Bazı klasik eserlerde olduğu gibi, Suç ve Ceza'da gereksiz ayrıntılar, bilgilendirmeler yok. Mesela Sefiller'de, Karamazof Kardeşler'de, Savaş ve Barış'ta, Anna Karanina'da görürüz bunları. Elbette tamamen gereksiz demiyorum, ama hikayenin bütünlüğü içinde bir yeri olmayan ayrıntılar. Sefiller'de Waterloo savaşından uzun uzadıya bahseder, ama hikayeye katkısı, bu savaşın anlatılmasından dolayı eklenen sayfa sayısının onda biridir. Savaş ve Barış'ta tarih bilimi ile ilgili çok güzel değerlendirmeler vardır. Ayrı bir kitapta yazılsa, alınıp okunur. Ama Savaş ve Barış'ın hikayesine katkısı yok.

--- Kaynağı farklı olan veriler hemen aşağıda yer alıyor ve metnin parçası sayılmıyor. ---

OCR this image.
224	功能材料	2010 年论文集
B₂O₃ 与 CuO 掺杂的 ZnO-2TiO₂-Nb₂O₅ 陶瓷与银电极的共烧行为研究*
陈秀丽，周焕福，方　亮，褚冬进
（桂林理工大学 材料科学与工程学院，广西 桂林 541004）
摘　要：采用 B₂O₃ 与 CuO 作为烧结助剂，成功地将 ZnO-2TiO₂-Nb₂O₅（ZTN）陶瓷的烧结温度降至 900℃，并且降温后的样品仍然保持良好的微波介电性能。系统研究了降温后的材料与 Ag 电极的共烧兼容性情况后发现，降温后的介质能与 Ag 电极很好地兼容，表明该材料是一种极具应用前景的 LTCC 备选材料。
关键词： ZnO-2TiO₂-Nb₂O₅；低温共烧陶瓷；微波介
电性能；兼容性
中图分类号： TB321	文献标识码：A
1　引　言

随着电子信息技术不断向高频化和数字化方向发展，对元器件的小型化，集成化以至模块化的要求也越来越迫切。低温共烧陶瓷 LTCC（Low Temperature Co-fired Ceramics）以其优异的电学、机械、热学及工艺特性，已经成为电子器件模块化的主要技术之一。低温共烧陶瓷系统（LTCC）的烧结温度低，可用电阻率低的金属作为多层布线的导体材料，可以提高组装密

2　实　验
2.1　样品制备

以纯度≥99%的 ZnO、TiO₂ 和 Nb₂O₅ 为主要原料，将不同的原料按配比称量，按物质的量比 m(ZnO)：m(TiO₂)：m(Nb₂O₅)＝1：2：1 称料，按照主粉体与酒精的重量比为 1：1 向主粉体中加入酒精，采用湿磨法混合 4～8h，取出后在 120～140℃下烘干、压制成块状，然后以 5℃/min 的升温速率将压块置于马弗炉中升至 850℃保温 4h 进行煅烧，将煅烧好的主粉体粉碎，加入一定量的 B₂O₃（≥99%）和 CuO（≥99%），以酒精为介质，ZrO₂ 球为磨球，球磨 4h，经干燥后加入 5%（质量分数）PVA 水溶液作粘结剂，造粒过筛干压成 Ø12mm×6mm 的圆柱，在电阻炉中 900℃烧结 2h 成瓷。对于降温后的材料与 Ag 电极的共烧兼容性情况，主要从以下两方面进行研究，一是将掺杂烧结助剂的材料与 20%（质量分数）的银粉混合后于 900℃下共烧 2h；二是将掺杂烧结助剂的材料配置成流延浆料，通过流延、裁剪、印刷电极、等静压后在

Bunlara karşılık Suç ve Ceza'da her şey ana hikayeyle bağlantılı. Başlarda Marmelov (ismi yanlış yazmış olabilirim, kusuruma bakmayın) sarhoş gevezelikleri yapıyor gibi geliyor. Ama hikaye ilerledikçe anlattığı her şeyin bir olayla bağlantısı olduğu görülüyor. Diğer diyaloglar da aynı şekilde.
Bir başka husus, hikaye çok akıcı. Az önce bahsettiğim diyaloglar bile okutuyor kendisini. Genel olarak da merak uyandırıcı, her bölüm sonunda bir sonraki bölümü merak ediyorsunuz.
Klasik diye gözü korkanlar, Suç ve Ceza'dan korkmasın. Kendi içlerindeki "Raskolnikov"dan korksunlar.